Does `DDPStrategy` support XLA?
laserkelvin opened this issue · 1 comments
laserkelvin commented
Bug description
When configuring a DDPStrategy
with multiple devices that do not use the torch.cuda
API, we trigger the following exception:
File "/home/hpclee1/rds/hpc-work/.conda/envs/matsciml/lib/python3.10/site-packages/torch/cuda/_utils.py", line 46, in err_fn
raise RuntimeError(
RuntimeError: Tried to instantiate dummy base class Stream
The _setup_model
method of DDPStrategy
triggers this exception, as torch.cuda.stream
is hardcoded if device_ids
are passed. I've reproduced the snippet below, but here is a permalink.
@override
def _setup_model(self, model: Module) -> DistributedDataParallel:
"""Wraps the model into a :class:`~torch.nn.parallel.distributed.DistributedDataParallel` module."""
device_ids = self.determine_ddp_device_ids()
log.debug(f"setting up DDP model with device ids: {device_ids}, kwargs: {self._ddp_kwargs}")

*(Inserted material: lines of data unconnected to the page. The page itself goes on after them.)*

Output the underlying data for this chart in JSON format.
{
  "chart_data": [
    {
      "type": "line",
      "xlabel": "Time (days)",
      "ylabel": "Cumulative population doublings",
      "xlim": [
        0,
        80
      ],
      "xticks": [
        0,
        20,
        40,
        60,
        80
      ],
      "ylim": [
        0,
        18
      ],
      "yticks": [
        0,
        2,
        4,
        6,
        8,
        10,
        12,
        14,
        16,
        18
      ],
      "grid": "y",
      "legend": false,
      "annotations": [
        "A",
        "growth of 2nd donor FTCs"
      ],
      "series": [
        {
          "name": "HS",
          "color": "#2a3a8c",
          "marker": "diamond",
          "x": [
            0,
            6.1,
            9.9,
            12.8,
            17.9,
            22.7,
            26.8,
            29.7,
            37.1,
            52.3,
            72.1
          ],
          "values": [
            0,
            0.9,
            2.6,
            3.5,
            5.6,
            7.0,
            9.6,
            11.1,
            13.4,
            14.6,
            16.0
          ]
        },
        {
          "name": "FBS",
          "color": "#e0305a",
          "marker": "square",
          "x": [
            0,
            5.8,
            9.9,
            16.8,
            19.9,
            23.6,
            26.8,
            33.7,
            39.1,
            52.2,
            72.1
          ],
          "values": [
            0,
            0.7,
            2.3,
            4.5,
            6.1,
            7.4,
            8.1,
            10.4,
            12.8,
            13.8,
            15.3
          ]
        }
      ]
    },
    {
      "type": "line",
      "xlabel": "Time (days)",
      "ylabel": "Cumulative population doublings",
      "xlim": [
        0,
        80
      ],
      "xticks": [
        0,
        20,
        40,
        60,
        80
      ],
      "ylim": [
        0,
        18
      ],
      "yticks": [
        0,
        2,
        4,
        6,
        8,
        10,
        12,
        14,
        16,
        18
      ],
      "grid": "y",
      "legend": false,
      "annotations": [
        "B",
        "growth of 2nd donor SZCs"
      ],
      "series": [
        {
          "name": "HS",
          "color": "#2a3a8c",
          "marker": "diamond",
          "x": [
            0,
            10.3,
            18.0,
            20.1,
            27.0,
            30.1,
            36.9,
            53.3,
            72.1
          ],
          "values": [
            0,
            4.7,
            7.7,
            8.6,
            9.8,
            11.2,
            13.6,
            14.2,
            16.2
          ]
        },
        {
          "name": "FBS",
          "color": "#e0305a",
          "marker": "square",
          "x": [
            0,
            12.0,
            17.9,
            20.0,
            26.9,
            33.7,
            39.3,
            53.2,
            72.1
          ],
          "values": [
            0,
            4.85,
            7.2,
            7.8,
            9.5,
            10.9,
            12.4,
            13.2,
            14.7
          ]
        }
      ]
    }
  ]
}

# https://pytorch.org/docs/stable/notes/cuda.html#id5
ctx = torch.cuda.stream(torch.cuda.Stream()) if device_ids is not None else nullcontext()
with ctx:
return DistributedDataParallel(module=model, device_ids=device_ids, **self._ddp_kwargs)
A potential solution could be checking the target device, or even just checking torch.cuda.is_available()
for the condition. Removing the torch.cuda.Stream()
call and just using the nullcontext()
functions perfectly fine otherwise.
The snippet provided below relies on an XPUAccelerator
registered here, but I would assume this might trigger for other accelerators as well.
What version are you seeing the problem on?
v2.1, v2.2
How to reproduce the bug
env = pl.plugins.environments.SLURMEnvironment()
ddp = pl.strategies.DDPStrategy(
accelerator="xpu",
cluster_environment=env,
process_group_backend="ccl",
find_unused_parameters=True
)
trainer = pl.Trainer(
strategy=ddp, devices=num_devices, fast_dev_run=100, num_nodes=num_nodes
)
trainer.fit(task, datamodule=dm)
Error messages and logs
File "/home/hpclee1/rds/hpc-work/.conda/envs/matsciml/lib/python3.10/site-packages/torch/cuda/_utils.py", line 46, in err_fn
raise RuntimeError(
RuntimeError: Tried to instantiate dummy base class Stream
Environment
Current environment
#- Lightning Component (e.g. Trainer, LightningModule, LightningApp, LightningWork, LightningFlow):
#- PyTorch Lightning Version (e.g., 1.5.0): 2.2.1
#- Lightning App Version (e.g., 0.5.2):
#- PyTorch Version (e.g., 2.0): 2.0.1
#- Python version (e.g., 3.9): 3.10
#- OS (e.g., Linux): Linux
#- CUDA/cuDNN version: N/A
#- GPU models and configuration: Intel 1550 Data Center GPU Max
#- How you installed Lightning(`conda`, `pip`, source): pip
#- Running environment of LightningApp (e.g. local, cloud): Managed Slurm cluster
More info
No response